Deep mitochondrial origin outside the sampled alphaproteobacteria

Mitochondria are ATP-generating organelles, the endosymbiotic origin of which was a key event in the evolution of eukaryotic cells1. Despite strong phylogenetic evidence that mitochondria had an alphaproteobacterial ancestry2, efforts to pinpoint their closest relatives among sampled alphaproteobacteria have generated conflicting results, complicating detailed inferences about the identity and nature of the mitochondrial ancestor. While most studies support the idea that mitochondria evolved from an ancestor related to Rickettsiales3–9, an order that includes several host-associated pathogenic and endosymbiotic lineages10,11, others have suggested that mitochondria evolved from a free-living group12–14. Here we re-evaluate the phylogenetic placement of mitochondria.

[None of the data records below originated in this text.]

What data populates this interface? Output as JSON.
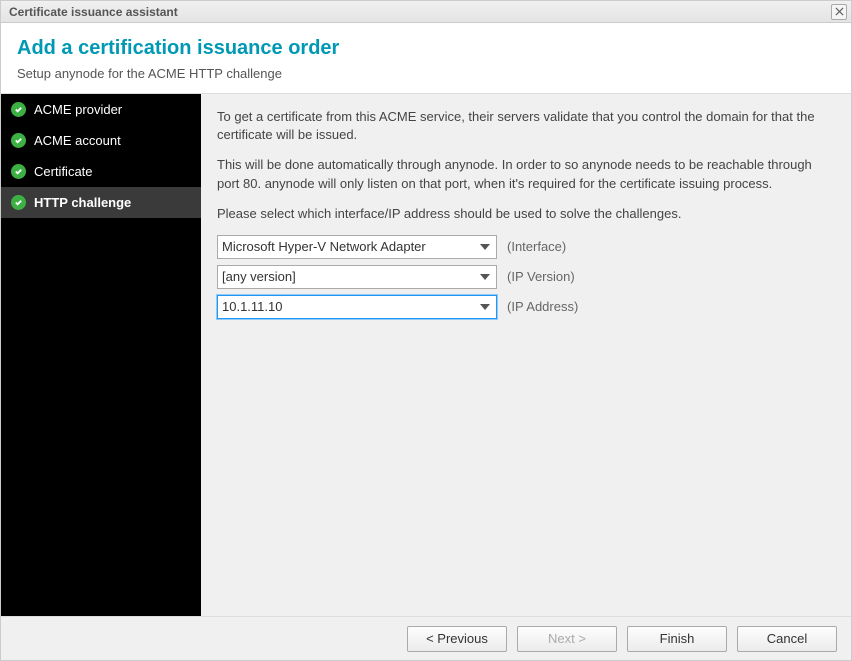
{
  "window": {
    "title": "Certificate issuance assistant"
  },
  "header": {
    "title": "Add a certification issuance order",
    "subtitle": "Setup anynode for the ACME HTTP challenge"
  },
  "sidebar": {
    "items": [
      {
        "label": "ACME provider"
      },
      {
        "label": "ACME account"
      },
      {
        "label": "Certificate"
      },
      {
        "label": "HTTP challenge"
      }
    ]
  },
  "content": {
    "para1": "To get a certificate from this ACME service, their servers validate that you control the domain for that the certificate will be issued.",
    "para2": "This will be done automatically through anynode. In order to so anynode needs to be reachable through port 80. anynode will only listen on that port, when it's required for the certificate issuing process.",
    "para3": "Please select which interface/IP address should be used to solve the challenges.",
    "interface": {
      "value": "Microsoft Hyper-V Network Adapter",
      "label": "(Interface)"
    },
    "ipversion": {
      "value": "[any version]",
      "label": "(IP Version)"
    },
    "ipaddress": {
      "value": "10.1.11.10",
      "label": "(IP Address)"
    }
  },
  "footer": {
    "previous": "< Previous",
    "next": "Next >",
    "finish": "Finish",
    "cancel": "Cancel"
  }
}
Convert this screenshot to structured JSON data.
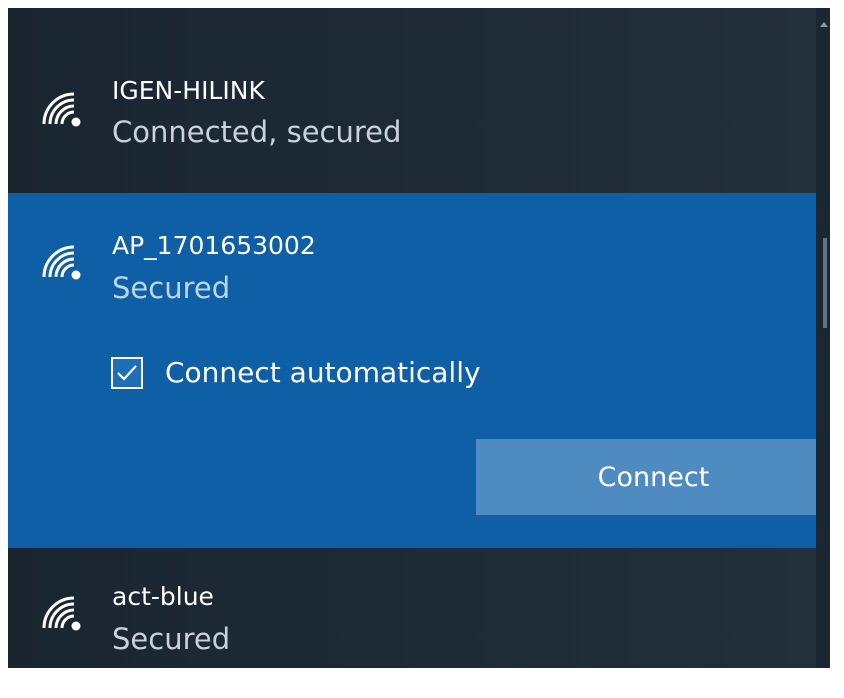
{
  "networks": [
    {
      "ssid": "IGEN-HILINK",
      "status": "Connected, secured"
    },
    {
      "ssid": "AP_1701653002",
      "status": "Secured"
    },
    {
      "ssid": "act-blue",
      "status": "Secured"
    }
  ],
  "selected_network": {
    "connect_automatically_label": "Connect automatically",
    "connect_automatically_checked": true,
    "connect_button_label": "Connect"
  },
  "icons": {
    "network_icon": "wifi-secured-icon",
    "checkbox_icon": "checkmark-icon"
  },
  "colors": {
    "panel_background": "#1d2a36",
    "selected_background": "#0f5fa6",
    "button_background": "#4d8bc1"
  }
}
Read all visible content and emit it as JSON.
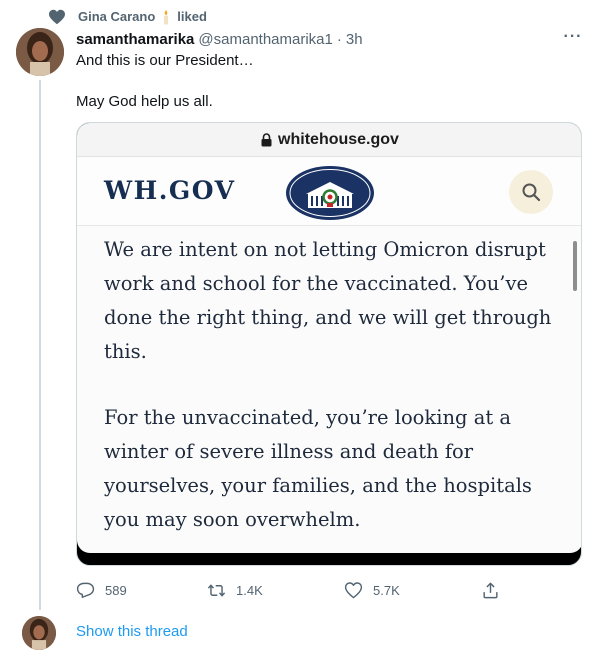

We used genome-resolved binning of oceanic metagenome datasets and increased the genomic sampling of Alphaproteobacteria with twelve divergent clades, and one clade representing a sister group to all Alphaproteobacteria. Subsequent phylogenomic analyses that specifically address long branch attraction and compositional bias artefacts suggest that mitochondria did not evolve from Rickettsiales or any other currently recognized alphaproteobacterial lineage. Rather, our analyses indicate that mitochondria evolved from a proteobacterial lineage that branched off before the divergence of all sampled alphaproteobacteria. In light of this new result, previous hypotheses on the nature of the mitochondrial ancestor6,15,16 should be re-evaluated.Genome data for thirteen alphaproteobacteria-related clades expand the coverage of alphaproteobacterial diversity and suggest that mitochondria diverged from Alphaproteobacteria before the diversification of all currently known alphaproteobacterial lineages.